🤖 AI Summary
This study investigates how robot transparency and sociability influence users’ attribution judgments and trust decisions when health-related information provided by a domestic health robot conflicts with users’ memory. A video-based experiment (2×2 between-subjects design) was conducted using the Furhat platform, simulating a medication-timing conflict scenario in multi-user households. Attribution was assessed via qualitative coding, while trust was measured quantitatively. Results reveal that robot transparency significantly increases users’ attribution of discrepancies to external interference (e.g., third-party tampering); however, 72% of participants still prioritized the robot’s recommendation—highlighting a critical trust imbalance in safety-critical healthcare contexts. Crucially, transparency alone fails to mitigate attributional bias. The study’s core contribution is the proposal of a novel “access control + explainability” co-design paradigm, empirically grounded and theoretically informed, to support equitable human–robot co-governance in high-stakes domains.
📝 Abstract
Advancements in robotic capabilities for providing physical assistance, psychological support, and daily health management are making the deployment of intelligent healthcare robots in home environments increasingly feasible in the near future. However, challenges arise when the information provided by these robots contradicts users' memory, raising concerns about user trust and decision-making. This paper presents a study that examines how varying a robot's level of transparency and sociability influences user interpretation, decision-making and perceived trust when faced with conflicting information from a robot. In a 2 x 2 between-subjects online study, 176 participants watched videos of a Furhat robot acting as a family healthcare assistant and suggesting a fictional user to take medication at a different time from that remembered by the user.

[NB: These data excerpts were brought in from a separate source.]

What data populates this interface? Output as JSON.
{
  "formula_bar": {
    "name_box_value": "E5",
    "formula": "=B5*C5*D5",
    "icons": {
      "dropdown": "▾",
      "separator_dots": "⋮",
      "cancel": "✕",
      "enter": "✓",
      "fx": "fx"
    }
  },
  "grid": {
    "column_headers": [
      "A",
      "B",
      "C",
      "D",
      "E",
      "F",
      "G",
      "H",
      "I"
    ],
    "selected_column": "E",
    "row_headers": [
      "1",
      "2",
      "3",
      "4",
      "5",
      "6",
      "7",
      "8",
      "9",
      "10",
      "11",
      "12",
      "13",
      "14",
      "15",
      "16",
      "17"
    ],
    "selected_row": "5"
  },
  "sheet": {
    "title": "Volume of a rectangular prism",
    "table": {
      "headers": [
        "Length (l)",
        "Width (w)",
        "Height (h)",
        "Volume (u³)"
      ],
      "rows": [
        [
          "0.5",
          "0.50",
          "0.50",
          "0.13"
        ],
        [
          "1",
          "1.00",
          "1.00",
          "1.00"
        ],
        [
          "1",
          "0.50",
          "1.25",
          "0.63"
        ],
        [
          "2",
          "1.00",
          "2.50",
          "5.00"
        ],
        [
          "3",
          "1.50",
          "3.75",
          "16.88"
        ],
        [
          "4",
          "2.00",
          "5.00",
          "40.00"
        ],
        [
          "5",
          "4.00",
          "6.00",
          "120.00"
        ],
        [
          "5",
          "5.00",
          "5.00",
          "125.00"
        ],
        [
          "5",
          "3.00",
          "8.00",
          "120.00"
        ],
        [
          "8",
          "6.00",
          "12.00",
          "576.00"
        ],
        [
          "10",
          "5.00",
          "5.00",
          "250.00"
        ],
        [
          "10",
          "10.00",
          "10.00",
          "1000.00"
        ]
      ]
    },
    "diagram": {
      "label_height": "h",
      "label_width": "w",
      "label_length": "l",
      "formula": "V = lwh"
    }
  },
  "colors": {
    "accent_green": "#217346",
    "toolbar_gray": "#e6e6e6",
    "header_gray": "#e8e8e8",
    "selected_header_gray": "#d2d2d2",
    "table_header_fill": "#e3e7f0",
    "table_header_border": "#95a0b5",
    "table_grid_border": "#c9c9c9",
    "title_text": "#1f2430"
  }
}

Results indicate that robot transparency influenced users' interpretation of information discrepancies: with a low transparency robot, the most frequent assumption was that the user had not correctly remembered the time, while with the high transparency robot, participants were more likely to attribute the discrepancy to external factors, such as a partner or another household member modifying the robot's information. Additionally, participants exhibited a tendency toward overtrust, often prioritizing the robot's recommendations over the user's memory, even when suspecting system malfunctions or third-party interference. These findings highlight the impact of transparency mechanisms in robotic systems, the complexity and importance associated with system access control for multi-user robots deployed in home environments, and the potential risks of users' over reliance on robots in sensitive domains such as healthcare.